Charles John Monro (5 April 1851 – 9 April 1933), sometimes also referred to as Charles Munro in accordance with his clan name, is credited with introducing rugby union to New Zealand.

==Early life==
Monro was born on 5 April 1851 in Waimea West, near Nelson, New Zealand. He was the fourth son of politician Sir David Monro and his wife Dinah. His father would later become the second Speaker of the New Zealand House of Representatives. His sister, Maria Georgiana Monro, would marry the Scottish geologist, naturalist, and surgeon James Hector.

Monro attended Nelson College from 1863 to 1865. He became familiar with the sport of rugby at Christ's College in Finchley near London, which he attended from 1867 to 1869, playing in its 2nd XV.

==Rugby==
Monro introduced the game under the 1868 rules of rugby and with the new Gilbert oval ball to the Nelson Football club in 1870. The first game was played between Nelson College "The Gown" and Monro's club "The Town" at the Botanics ground at 2pm on 14 May 1870.

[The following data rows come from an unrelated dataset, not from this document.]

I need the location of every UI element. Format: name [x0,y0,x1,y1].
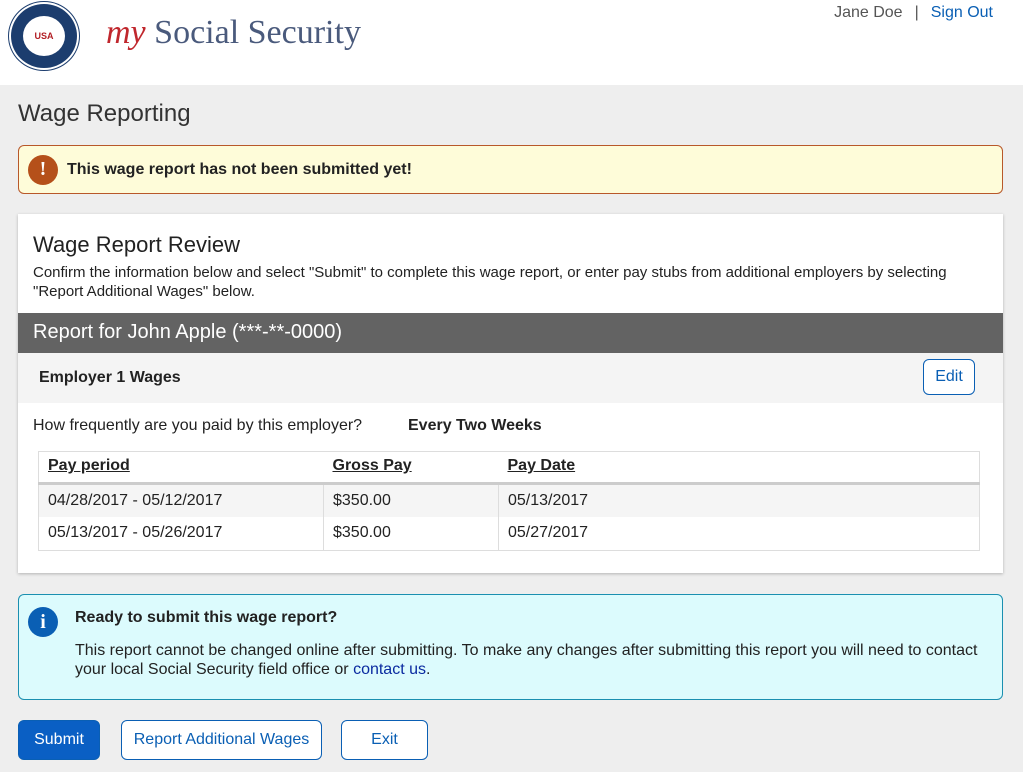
exclamation-icon: ! [28,154,58,185]
report-additional-wages-button[interactable]: Report Additional Wages [121,720,322,760]
info-end: . [426,661,431,678]
employer-header: Employer 1 Wages Edit [18,353,1003,403]
report-for-bar: Report for John Apple (***-**-0000) [18,313,1003,353]
brand-my: my [106,14,146,51]
pay-date-cell: 05/13/2017 [498,483,980,517]
column-header-pay-period[interactable]: Pay period [38,451,324,485]
header: USA my Social Security Jane Doe | Sign Out [0,0,1023,85]
pay-period-cell: 05/13/2017 - 05/26/2017 [38,517,324,550]
info-alert: i Ready to submit this wage report? This… [18,594,1003,700]
edit-button[interactable]: Edit [923,359,975,395]
separator: | [914,4,919,21]
brand-name: Social Security [154,14,361,51]
column-header-pay-date[interactable]: Pay Date [498,451,980,485]
exit-button[interactable]: Exit [341,720,428,760]
warning-alert: ! This wage report has not been submitte… [18,145,1003,194]
info-body: This report cannot be changed online aft… [75,642,978,678]
brand-title: my Social Security [106,14,361,52]
sign-out-link[interactable]: Sign Out [930,4,993,21]
table-row: 05/13/2017 - 05/26/2017 $350.00 05/27/20… [38,517,980,550]
review-title: Wage Report Review [33,232,241,257]
gross-pay-cell: $350.00 [323,483,499,517]
wage-report-review: Wage Report Review Confirm the informati… [18,214,1003,573]
table-row: 04/28/2017 - 05/12/2017 $350.00 05/13/20… [38,483,980,517]
user-nav: Jane Doe | Sign Out [834,4,993,22]
gross-pay-cell: $350.00 [323,517,499,550]
pay-date-cell: 05/27/2017 [498,517,980,550]
info-title: Ready to submit this wage report? [75,609,338,626]
pay-table: Pay period Gross Pay Pay Date 04/28/2017… [38,451,980,551]
info-text: This report cannot be changed online aft… [75,641,995,679]
frequency-value: Every Two Weeks [408,417,542,434]
page-title: Wage Reporting [18,100,191,127]
column-header-gross-pay[interactable]: Gross Pay [323,451,499,485]
frequency-label: How frequently are you paid by this empl… [33,417,363,434]
alert-text: This wage report has not been submitted … [67,160,412,178]
submit-button[interactable]: Submit [18,720,100,760]
pay-period-cell: 04/28/2017 - 05/12/2017 [38,483,324,517]
contact-us-link[interactable]: contact us [353,661,426,678]
info-icon: i [28,607,58,637]
employer-title: Employer 1 Wages [39,369,181,386]
ssa-seal-logo: USA [9,2,79,70]
review-description: Confirm the information below and select… [33,264,947,300]
user-name: Jane Doe [834,4,903,21]
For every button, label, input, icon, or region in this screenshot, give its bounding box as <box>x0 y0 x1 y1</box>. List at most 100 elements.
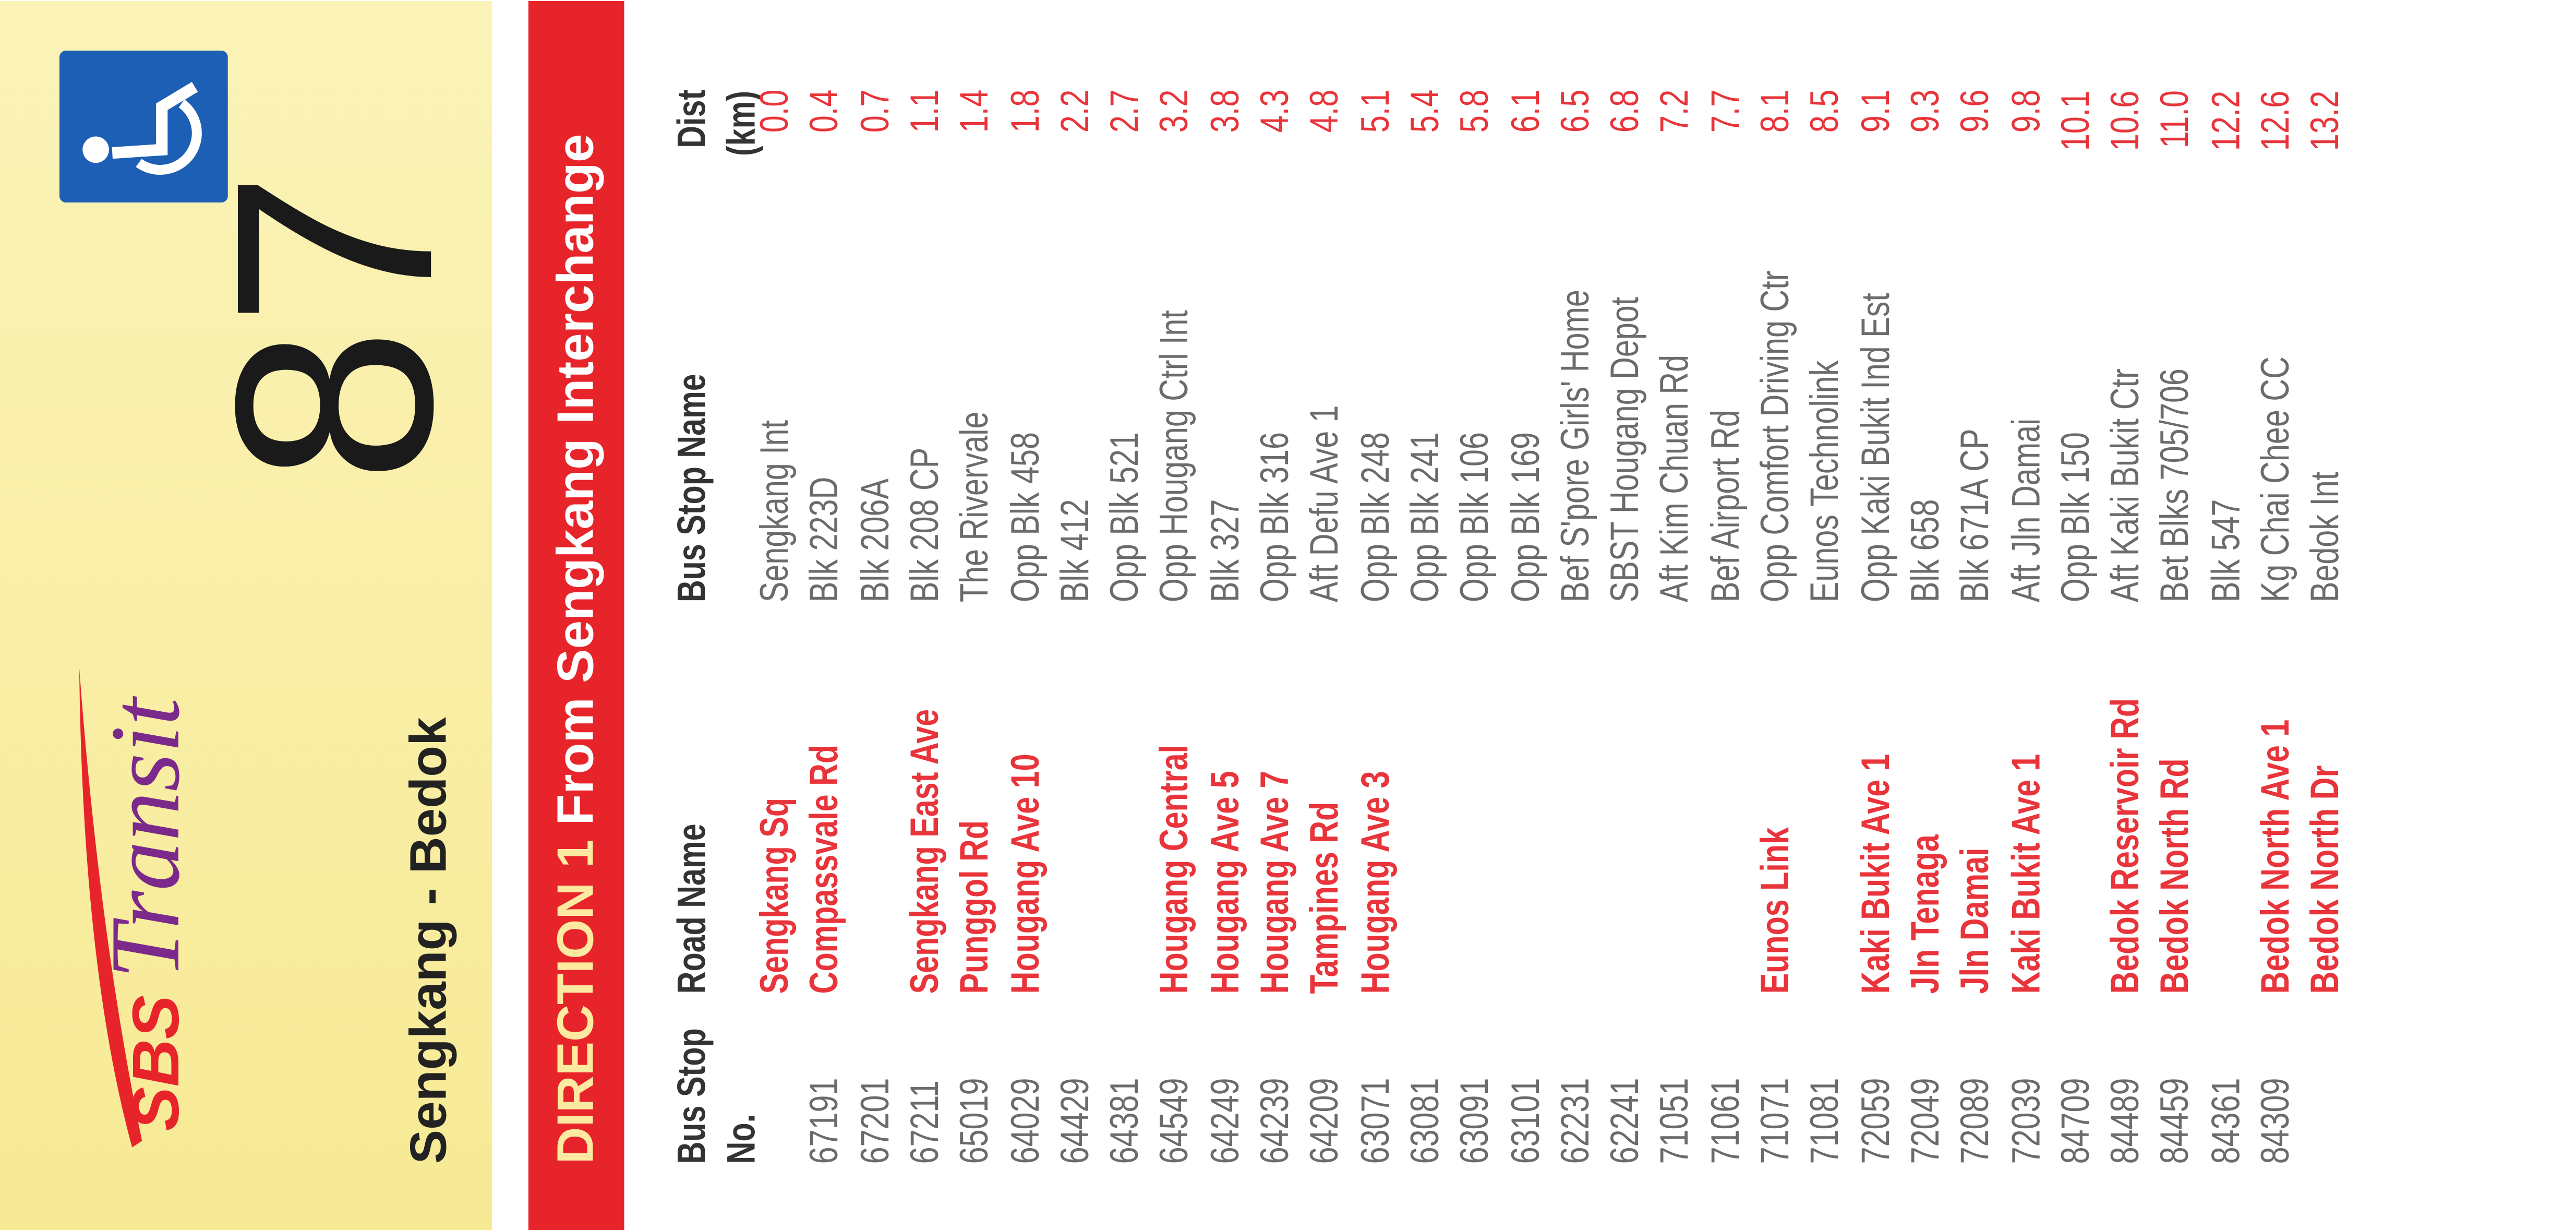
stop-name: Eunos Technolink <box>1803 360 1849 603</box>
stop-name: Opp Blk 106 <box>1453 432 1498 603</box>
stop-name: Opp Kaki Bukit Ind Est <box>1853 293 1898 603</box>
stop-number: 64239 <box>1253 1078 1298 1164</box>
distance: 5.1 <box>1353 90 1398 134</box>
distance: 13.2 <box>2304 90 2349 151</box>
distance: 0.4 <box>803 90 848 134</box>
distance: 6.8 <box>1603 90 1648 134</box>
stop-number: 62241 <box>1603 1078 1648 1164</box>
road-name: Hougang Ave 3 <box>1353 771 1398 994</box>
stop-number: 84489 <box>2104 1078 2149 1164</box>
service-number: 87 <box>178 171 492 484</box>
distance: 6.5 <box>1553 90 1598 134</box>
logo-sbs: SBS <box>118 995 192 1131</box>
distance: 8.5 <box>1803 90 1849 134</box>
route-name: Sengkang - Bedok <box>400 717 458 1164</box>
stop-number: 84709 <box>2054 1078 2099 1164</box>
stop-name: Aft Jln Damai <box>2004 418 2049 603</box>
road-name: Kaki Bukit Ave 1 <box>1853 754 1898 994</box>
stop-name: Opp Blk 248 <box>1353 432 1398 603</box>
road-name: Punggol Rd <box>953 820 998 994</box>
stop-number: 72039 <box>2004 1078 2049 1164</box>
logo: SBS Transit <box>79 668 198 1148</box>
distance: 9.6 <box>1954 90 1999 134</box>
distance: 9.3 <box>1904 90 1948 134</box>
stop-name: Sengkang Int <box>753 420 798 603</box>
road-name: Hougang Central <box>1153 744 1198 994</box>
stop-number: 67211 <box>903 1080 948 1164</box>
stop-number: 71071 <box>1753 1078 1799 1164</box>
stop-name: Aft Defu Ave 1 <box>1303 405 1348 603</box>
stop-number: 64429 <box>1053 1078 1098 1164</box>
stop-name: Blk 658 <box>1904 499 1948 603</box>
stop-name: Opp Blk 241 <box>1403 432 1448 603</box>
stop-name: Opp Hougang Ctrl Int <box>1153 310 1198 603</box>
direction-title: DIRECTION 1 From Sengkang Interchange <box>546 134 605 1164</box>
road-name: Kaki Bukit Ave 1 <box>2004 754 2049 994</box>
stop-name: Aft Kim Chuan Rd <box>1653 354 1699 603</box>
stop-number: 63081 <box>1403 1078 1448 1164</box>
stop-number: 84459 <box>2153 1078 2199 1164</box>
distance: 8.1 <box>1753 90 1799 134</box>
stop-number: 84361 <box>2204 1078 2249 1164</box>
stop-number: 71051 <box>1653 1078 1699 1164</box>
stop-name: Blk 671A CP <box>1954 428 1999 603</box>
stop-name: Bet Blks 705/706 <box>2153 368 2199 603</box>
stop-name: Opp Blk 458 <box>1003 432 1048 603</box>
stop-name: Opp Blk 169 <box>1503 432 1548 603</box>
stop-name: Blk 327 <box>1203 499 1248 603</box>
stop-number: 64549 <box>1153 1078 1198 1164</box>
distance: 5.4 <box>1403 90 1448 134</box>
column-header: Bus Stop Name <box>670 374 715 603</box>
stop-number: 67191 <box>803 1078 848 1164</box>
stop-number: 64249 <box>1203 1078 1248 1164</box>
distance: 2.2 <box>1053 90 1098 134</box>
stop-name: Opp Blk 316 <box>1253 432 1298 603</box>
stop-number: 71061 <box>1703 1078 1749 1164</box>
stop-name: Bef Airport Rd <box>1703 410 1749 603</box>
stop-number: 84309 <box>2254 1078 2299 1164</box>
direction-text: From Sengkang Interchange <box>546 134 605 826</box>
road-name: Jln Damai <box>1954 847 1999 994</box>
distance: 0.7 <box>853 90 898 134</box>
road-name: Tampines Rd <box>1303 802 1348 994</box>
distance: 6.1 <box>1503 90 1548 134</box>
stop-number: 63101 <box>1503 1078 1548 1164</box>
column-header: Road Name <box>670 823 715 994</box>
direction-label: DIRECTION 1 <box>546 839 605 1164</box>
stop-number: 64381 <box>1103 1078 1148 1164</box>
stop-number: 63091 <box>1453 1078 1498 1164</box>
distance: 9.8 <box>2004 90 2049 134</box>
stop-number: 71081 <box>1803 1078 1849 1164</box>
stop-name: SBST Hougang Depot <box>1603 296 1648 603</box>
wheelchair-icon <box>59 50 228 203</box>
road-name: Eunos Link <box>1753 827 1799 994</box>
stop-name: Bedok Int <box>2304 471 2349 603</box>
stop-number: 64209 <box>1303 1078 1348 1164</box>
stop-number: 65019 <box>953 1078 998 1164</box>
distance: 3.8 <box>1203 90 1248 134</box>
distance: 9.1 <box>1853 90 1898 134</box>
distance: 5.8 <box>1453 90 1498 134</box>
distance: 2.7 <box>1103 90 1148 134</box>
distance: 1.4 <box>953 90 998 134</box>
distance: 12.6 <box>2254 90 2299 151</box>
stop-number: 67201 <box>853 1078 898 1164</box>
stop-number: 62231 <box>1553 1078 1598 1164</box>
road-name: Bedok North Dr <box>2304 765 2349 994</box>
stop-name: Blk 208 CP <box>903 447 948 603</box>
distance: 11.0 <box>2153 90 2199 148</box>
stop-number: 72049 <box>1904 1078 1948 1164</box>
stop-name: Opp Comfort Driving Ctr <box>1753 270 1799 603</box>
distance: 4.3 <box>1253 90 1298 134</box>
distance: 0.0 <box>753 90 798 134</box>
road-name: Sengkang East Ave <box>903 709 948 994</box>
distance: 10.6 <box>2104 90 2149 151</box>
stop-number: 72059 <box>1853 1078 1898 1164</box>
stop-name: Blk 206A <box>853 478 898 603</box>
road-name: Sengkang Sq <box>753 797 798 994</box>
column-header: Dist <box>670 90 715 149</box>
logo-transit: Transit <box>91 696 198 979</box>
stop-number: 64029 <box>1003 1078 1048 1164</box>
stop-name: Blk 547 <box>2204 499 2249 603</box>
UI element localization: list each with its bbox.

Four months later Monro's commitment to establishing rugby in New Zealand was such that he organised, selected, and coached a Wellington team, played for a Nelson team, and refereed the first game in the North Island at Petone on 12 September 1870.

==Family life==
Monro's life was unsettled, and he lived in England and on the continent for some time. In 1885, he married Helena Beatrice Macdonald in New Zealand; his wife was known as Lena and was the daughter of Donald MacDonald from Nelson. In 1889, Monro purchased land in Fitzherbert, on the opposite site of the Manawatu River from Palmerston North. He named their house Craiglockhart, and the Monros had five children. Monro was from a long line of doctors, the Munro of Auchinbowie family, and his three sons all became medical professionals.

He died in Palmerston North in 1933, and was buried at Kelvin Grove Cemetery. He was survived by his wife and their five children. Monro's granddaughter was the painter Piera McArthur.